Und dabei setzten sie Zeichen – mit den Erzählungen, die sie bewahrten und weitergaben, und hier in Belize auch, indem sie ihrem neuen Ort einen Namen gaben, der sie an diese ihre Geschichte mit Gott erinnerte.

 

Eine ähnliche Bedeutung bekam für die ersten Schwestern wohl auch der Georgstag, wie es in der Geschichte von Sr. Salesia anklingt.

Am 23. April 1895, dem Fest des heiligen Georg, trat die erste Gruppe aus Rom ihre Reise hier nach Limburg an, wo sie zwei Tage später eintraf.

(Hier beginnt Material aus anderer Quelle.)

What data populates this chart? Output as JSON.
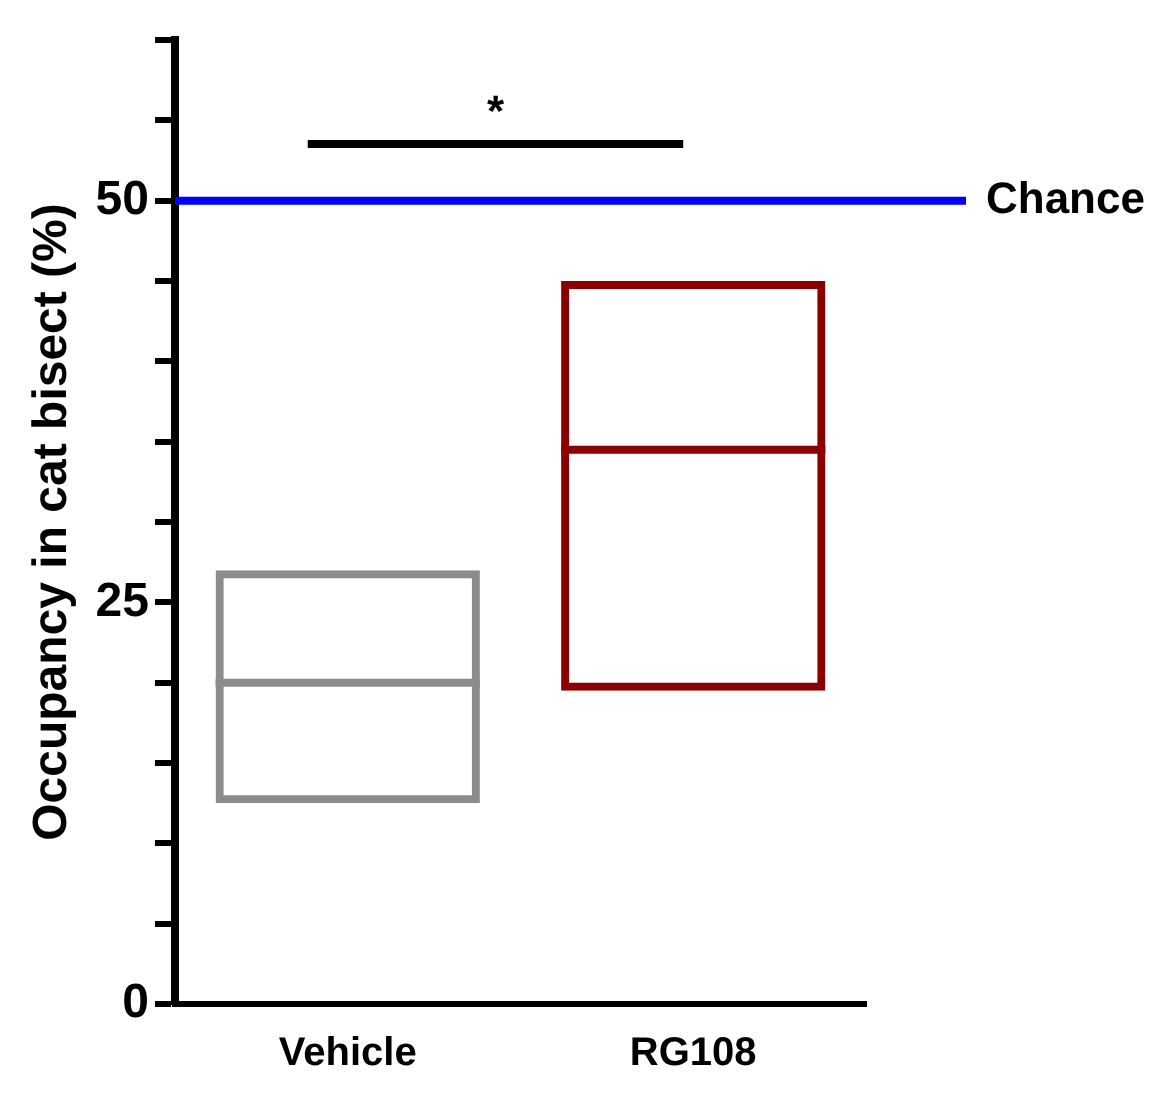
{
  "chart_data": {
    "type": "box",
    "ylabel": "Occupancy in cat bisect (%)",
    "categories": [
      "Vehicle",
      "RG108"
    ],
    "boxes": [
      {
        "low": 12.5,
        "q1": 12.5,
        "median": 20,
        "q3": 27,
        "high": 27
      },
      {
        "low": 19.5,
        "q1": 19.5,
        "median": 34.5,
        "q3": 45,
        "high": 45
      }
    ],
    "colors": [
      "#8c8c8c",
      "#8b0000"
    ],
    "ylim": [
      0,
      60
    ],
    "yticks": [
      0,
      {
        "value": 5,
        "label": null
      },
      {
        "value": 10,
        "label": null
      },
      {
        "value": 15,
        "label": null
      },
      {
        "value": 20,
        "label": null
      },
      25,
      {
        "value": 30,
        "label": null
      },
      {
        "value": 35,
        "label": null
      },
      {
        "value": 40,
        "label": null
      },
      {
        "value": 45,
        "label": null
      },
      50,
      {
        "value": 55,
        "label": null
      },
      {
        "value": 60,
        "label": null
      }
    ],
    "ref_lines": [
      {
        "axis": "y",
        "value": 50,
        "label": "Chance",
        "color": "#0000ff"
      }
    ],
    "annotations": [
      "*"
    ]
  }
}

Hier in Limburg erwartete sie Georg als Schutzpatron der Bischofsstadt und des Domes.

 

 

Als 1909 die ersten Schwestern nach England aufbrachen, führte sie die Reise per Zug nach Rotterdam und von dort mit dem Dampfer nach England. Doch in Köln war das Gepäck in den verkehrten Zug geladen worden und kam deshalb erst nach der Abfahrt des Dampfers, den sie nehmen wollten, in Rotterdam an. Daher verschoben sie ihre Überfahrt um einen Tag und traten so am 23. April, dem Fest des hl. Georg, die Seereise nach England an.

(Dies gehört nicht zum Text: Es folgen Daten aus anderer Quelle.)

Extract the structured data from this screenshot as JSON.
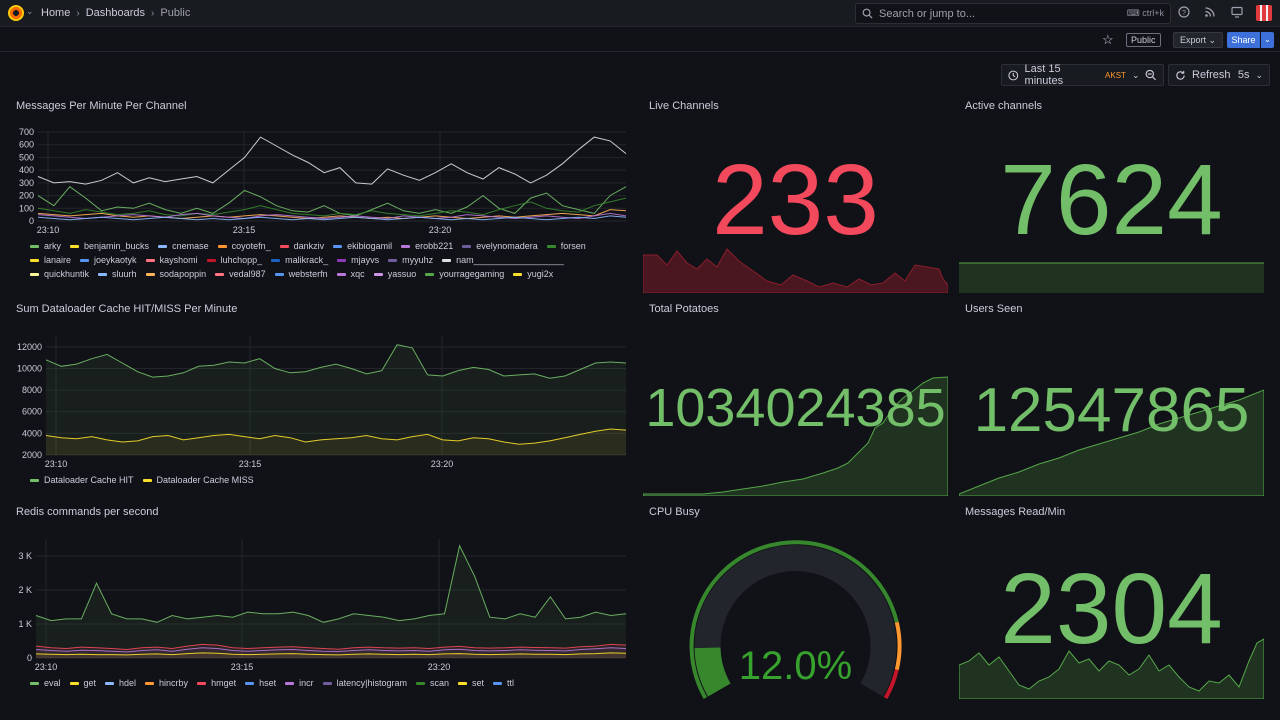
{
  "topbar": {
    "breadcrumbs": [
      "Home",
      "Dashboards",
      "Public"
    ],
    "search_placeholder": "Search or jump to...",
    "search_shortcut": "ctrl+k"
  },
  "toolbar": {
    "public_label": "Public",
    "export_label": "Export",
    "share_label": "Share"
  },
  "time": {
    "range_label": "Last 15 minutes",
    "timezone": "AKST",
    "refresh_label": "Refresh",
    "interval": "5s"
  },
  "colors": {
    "stat_green": "#73bf69",
    "stat_red": "#f2495c",
    "spark_green": "#56a64b",
    "spark_red": "#c4162a"
  },
  "panels": {
    "messages": {
      "title": "Messages Per Minute Per Channel",
      "y_ticks": [
        "700",
        "600",
        "500",
        "400",
        "300",
        "200",
        "100",
        "0"
      ],
      "x_ticks": [
        "23:10",
        "23:15",
        "23:20"
      ],
      "legend": [
        {
          "name": "arky",
          "color": "#73bf69"
        },
        {
          "name": "benjamin_bucks",
          "color": "#fade2a"
        },
        {
          "name": "cnemase",
          "color": "#8ab8ff"
        },
        {
          "name": "coyotefn_",
          "color": "#ff9830"
        },
        {
          "name": "dankziv",
          "color": "#f2495c"
        },
        {
          "name": "ekibiogamil",
          "color": "#5794f2"
        },
        {
          "name": "erobb221",
          "color": "#b877d9"
        },
        {
          "name": "evelynomadera",
          "color": "#705da0"
        },
        {
          "name": "forsen",
          "color": "#37872d"
        },
        {
          "name": "lanaire",
          "color": "#fade2a"
        },
        {
          "name": "joeykaotyk",
          "color": "#5794f2"
        },
        {
          "name": "kayshomi",
          "color": "#ff7383"
        },
        {
          "name": "luhchopp_",
          "color": "#c4162a"
        },
        {
          "name": "malikrack_",
          "color": "#1f60c4"
        },
        {
          "name": "mjayvs",
          "color": "#8f3bb8"
        },
        {
          "name": "myyuhz",
          "color": "#705da0"
        },
        {
          "name": "nam__________________",
          "color": "#e0e0e0"
        },
        {
          "name": "quickhuntik",
          "color": "#fff899"
        },
        {
          "name": "sluurh",
          "color": "#8ab8ff"
        },
        {
          "name": "sodapoppin",
          "color": "#ffb357"
        },
        {
          "name": "vedal987",
          "color": "#ff7383"
        },
        {
          "name": "websterfn",
          "color": "#5794f2"
        },
        {
          "name": "xqc",
          "color": "#b877d9"
        },
        {
          "name": "yassuo",
          "color": "#ca95e5"
        },
        {
          "name": "yourragegaming",
          "color": "#56a64b"
        },
        {
          "name": "yugi2x",
          "color": "#fade2a"
        }
      ]
    },
    "cache": {
      "title": "Sum Dataloader Cache HIT/MISS Per Minute",
      "y_ticks": [
        "12000",
        "10000",
        "8000",
        "6000",
        "4000",
        "2000"
      ],
      "x_ticks": [
        "23:10",
        "23:15",
        "23:20"
      ],
      "legend": [
        {
          "name": "Dataloader Cache HIT",
          "color": "#73bf69"
        },
        {
          "name": "Dataloader Cache MISS",
          "color": "#fade2a"
        }
      ]
    },
    "redis": {
      "title": "Redis commands per second",
      "y_ticks": [
        "3 K",
        "2 K",
        "1 K",
        "0"
      ],
      "x_ticks": [
        "23:10",
        "23:15",
        "23:20"
      ],
      "legend": [
        {
          "name": "eval",
          "color": "#73bf69"
        },
        {
          "name": "get",
          "color": "#fade2a"
        },
        {
          "name": "hdel",
          "color": "#8ab8ff"
        },
        {
          "name": "hincrby",
          "color": "#ff9830"
        },
        {
          "name": "hmget",
          "color": "#f2495c"
        },
        {
          "name": "hset",
          "color": "#5794f2"
        },
        {
          "name": "incr",
          "color": "#b877d9"
        },
        {
          "name": "latency|histogram",
          "color": "#705da0"
        },
        {
          "name": "scan",
          "color": "#37872d"
        },
        {
          "name": "set",
          "color": "#fade2a"
        },
        {
          "name": "ttl",
          "color": "#5794f2"
        }
      ]
    },
    "live_channels": {
      "title": "Live Channels",
      "value": "233"
    },
    "active_channels": {
      "title": "Active channels",
      "value": "7624"
    },
    "total_potatoes": {
      "title": "Total Potatoes",
      "value": "1034024385"
    },
    "users_seen": {
      "title": "Users Seen",
      "value": "12547865"
    },
    "cpu_busy": {
      "title": "CPU Busy",
      "value": "12.0%",
      "percent": 12
    },
    "messages_read": {
      "title": "Messages Read/Min",
      "value": "2304"
    }
  },
  "chart_data": [
    {
      "type": "line",
      "title": "Messages Per Minute Per Channel",
      "x_ticks": [
        "23:10",
        "23:15",
        "23:20"
      ],
      "ylim": [
        0,
        700
      ],
      "series": [
        {
          "name": "nam__________________",
          "values": [
            350,
            300,
            310,
            290,
            320,
            380,
            300,
            340,
            310,
            330,
            350,
            300,
            400,
            500,
            660,
            590,
            520,
            460,
            380,
            420,
            300,
            290,
            410,
            360,
            320,
            380,
            450,
            380,
            330,
            420,
            370,
            300,
            360,
            450,
            560,
            660,
            630,
            530
          ]
        },
        {
          "name": "arky",
          "values": [
            200,
            120,
            270,
            180,
            80,
            110,
            100,
            140,
            90,
            60,
            100,
            60,
            140,
            240,
            190,
            120,
            80,
            70,
            120,
            60,
            40,
            90,
            140,
            80,
            60,
            90,
            60,
            110,
            200,
            100,
            60,
            180,
            220,
            120,
            90,
            60,
            200,
            270
          ]
        },
        {
          "name": "forsen",
          "values": [
            100,
            80,
            60,
            90,
            70,
            50,
            60,
            80,
            50,
            40,
            60,
            50,
            70,
            90,
            120,
            90,
            60,
            50,
            40,
            60,
            50,
            80,
            60,
            50,
            40,
            60,
            80,
            70,
            50,
            90,
            120,
            150,
            100,
            80,
            70,
            120,
            150,
            180
          ]
        },
        {
          "name": "sodapoppin",
          "values": [
            60,
            50,
            40,
            50,
            60,
            40,
            30,
            40,
            30,
            20,
            30,
            40,
            30,
            40,
            50,
            40,
            30,
            20,
            30,
            40,
            30,
            20,
            30,
            20,
            30,
            40,
            30,
            20,
            30,
            40,
            30,
            40,
            50,
            60,
            50,
            40,
            90,
            80
          ]
        },
        {
          "name": "xqc",
          "values": [
            50,
            40,
            30,
            20,
            30,
            40,
            50,
            40,
            30,
            50,
            60,
            40,
            30,
            20,
            40,
            50,
            40,
            30,
            20,
            30,
            40,
            30,
            20,
            40,
            30,
            20,
            30,
            50,
            40,
            30,
            20,
            30,
            40,
            30,
            20,
            40,
            60,
            40
          ]
        },
        {
          "name": "cnemase",
          "values": [
            30,
            20,
            10,
            20,
            30,
            20,
            10,
            20,
            30,
            20,
            10,
            20,
            10,
            20,
            30,
            20,
            10,
            20,
            10,
            20,
            30,
            20,
            10,
            20,
            30,
            20,
            10,
            20,
            10,
            20,
            30,
            20,
            10,
            20,
            30,
            20,
            40,
            30
          ]
        }
      ]
    },
    {
      "type": "area",
      "title": "Sum Dataloader Cache HIT/MISS Per Minute",
      "x_ticks": [
        "23:10",
        "23:15",
        "23:20"
      ],
      "ylim": [
        2000,
        13000
      ],
      "series": [
        {
          "name": "Dataloader Cache HIT",
          "values": [
            10800,
            10200,
            10400,
            10900,
            11300,
            10500,
            9700,
            9200,
            9300,
            9600,
            10200,
            10300,
            10600,
            10500,
            10900,
            10000,
            9600,
            9700,
            10100,
            10400,
            10000,
            9500,
            9800,
            12200,
            11900,
            9400,
            9300,
            9800,
            10100,
            9900,
            9300,
            9400,
            9500,
            9100,
            9300,
            9900,
            10500,
            10600,
            10500
          ]
        },
        {
          "name": "Dataloader Cache MISS",
          "values": [
            3800,
            3600,
            3500,
            3700,
            3400,
            3200,
            3300,
            3700,
            3800,
            3400,
            3600,
            3800,
            3900,
            3700,
            3500,
            3800,
            3600,
            3200,
            3400,
            3500,
            3600,
            3800,
            3500,
            3400,
            3700,
            3900,
            3400,
            3300,
            3600,
            3500,
            3200,
            3000,
            3100,
            3300,
            3600,
            3900,
            4200,
            4400,
            4300
          ]
        }
      ]
    },
    {
      "type": "area",
      "title": "Redis commands per second",
      "x_ticks": [
        "23:10",
        "23:15",
        "23:20"
      ],
      "ylim": [
        0,
        3500
      ],
      "series": [
        {
          "name": "eval",
          "values": [
            1250,
            1100,
            1150,
            1150,
            2200,
            1300,
            1150,
            1150,
            1050,
            1250,
            1150,
            1200,
            1250,
            1200,
            1350,
            1300,
            1300,
            1350,
            1250,
            1050,
            1150,
            1300,
            1250,
            1200,
            1100,
            1150,
            1250,
            1300,
            3300,
            2400,
            1200,
            1150,
            1300,
            1200,
            1800,
            1150,
            1200,
            1350,
            1250,
            1300
          ]
        },
        {
          "name": "hmget",
          "values": [
            350,
            300,
            280,
            320,
            300,
            280,
            250,
            300,
            320,
            280,
            350,
            400,
            380,
            300,
            280,
            300,
            320,
            330,
            300,
            280,
            260,
            300,
            320,
            300,
            290,
            300,
            280,
            320,
            340,
            300,
            290,
            300,
            320,
            310,
            300,
            290,
            330,
            350,
            400,
            380
          ]
        },
        {
          "name": "incr",
          "values": [
            250,
            220,
            200,
            230,
            220,
            200,
            180,
            220,
            240,
            200,
            260,
            300,
            280,
            220,
            200,
            220,
            240,
            250,
            220,
            200,
            190,
            220,
            240,
            220,
            210,
            220,
            200,
            240,
            260,
            220,
            210,
            220,
            240,
            230,
            220,
            210,
            250,
            270,
            300,
            280
          ]
        },
        {
          "name": "get",
          "values": [
            120,
            110,
            100,
            110,
            100,
            100,
            90,
            110,
            120,
            100,
            130,
            150,
            140,
            110,
            100,
            110,
            120,
            130,
            110,
            100,
            90,
            110,
            120,
            110,
            100,
            110,
            100,
            120,
            130,
            110,
            100,
            110,
            120,
            110,
            110,
            100,
            120,
            130,
            150,
            140
          ]
        }
      ]
    }
  ]
}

Und auch hier erwartete sie Georg als Patron von England an ihrem Ziel.

 

Siebzehn Jahre zuvor waren die ersten Schwestern von Rom aus nach Kamerun aufgebrochen. Die erste neue Mission, die sie nun von Limburg aus begannen, führte sie am Georgstag nach England, in das Land, das unter seinem Patronat stand. Sie kamen aus der Stadt Limburg, wo der Dom dem hl. Georg geweiht war, und fuhren in das ihm geweihte Land.

 

Drei Jahre später gab es noch einmal ein ähnliches "Spiel". Jener Dampfer, mit dem unsere ersten Schwestern an den Trümmern der Titanic vorbei aus Bremen nach New York kamen, kam am 23. April in New York an.

 

 

Hat das nicht wirklich etwas von einem „Spiel“? Ich stelle mir vor, dass Gott uns augenzwinkernd anlacht und einlädt: "Vertraut mir doch. Ich bin bei euch und ich sende euch. Und ich schaue, dass alles nach meinen Plänen läuft, auch wenn ich dafür schon einmal eure Pläne durcheinander bringen muss. Aber es wird gut, denn ich hab einen Platz für euch vorbereitet."

 

Für unsere ersten Schwestern war es auf jeden Fall ein Erleben, geführt zu sein, von Gott ausgesandt und auf dem Weg geleitet zu sein. Es war das Erleben, dass er die Wege für sie vorbereitete und ihren Zeitplan auch so verändern konnte, dass sie zu den Plänen passten, die seine Vorsehung für sie erdacht hatte.

 

 

Und wir heute?

In der Auseinandersetzung und Begegnung mit unserer Geschichte sind mir diese Erzählungen begegnet, die den Weg des Glaubens und Vertrauens unserer Schwestern bezeugen. Mir stellt sich daraus die Frage: Welche Erzählungen halte ich, halten wir fest, persönlich und miteinander, - welche Erfahrungen teilen wir, welche Namen und Begriffe wählen wir, um uns immer wieder an Gottes Wirken erinnern zu lassen?

 

Als die Gärtnerei den Auftrag bekam, den kleinen Brunnen, den Born vor dem Eingang von Haus Camaldoli mit der Marienfigur zu gestalten, die bereits vorher in unserem Garten gestanden hatte, da gab es keine weiteren Vorgaben. Der Gärtner gestaltete die Anlage aus eigenem Antrieb so, wie wir sie nun haben. Oder war es vielleicht eher ein Impuls des Heiligen Geistes, dem er folgte? Denn da ist diese Ähnlichkeit mit der Pforte des alten Hauses: auch da haben wir wie in einer Achse über dem Pforteneingang oben das Kreuz und darunter, wie in einer Nische geborgen, Maria. Hier vor dem neuen Eingang unserer Provinzverwaltung haben wir dazu den kleinen Springbrunnen vor der Marienfigur, über der das Kreuz aufragt. Dieser Born veranschaulicht in sehr schöner Weise den Namen Marienborn. - Und inzwischen ist am Eingang von Haus Camaldoli auch der Name angebracht: "Pallottinerinnen – Kloster Marienborn".

Denn auch wenn uns das alte Haus nicht mehr gehört, die Kommunität besteht weiter, die über Jahrzehnte hier bestanden hat: die Kommunität vom Kloster Marienborn.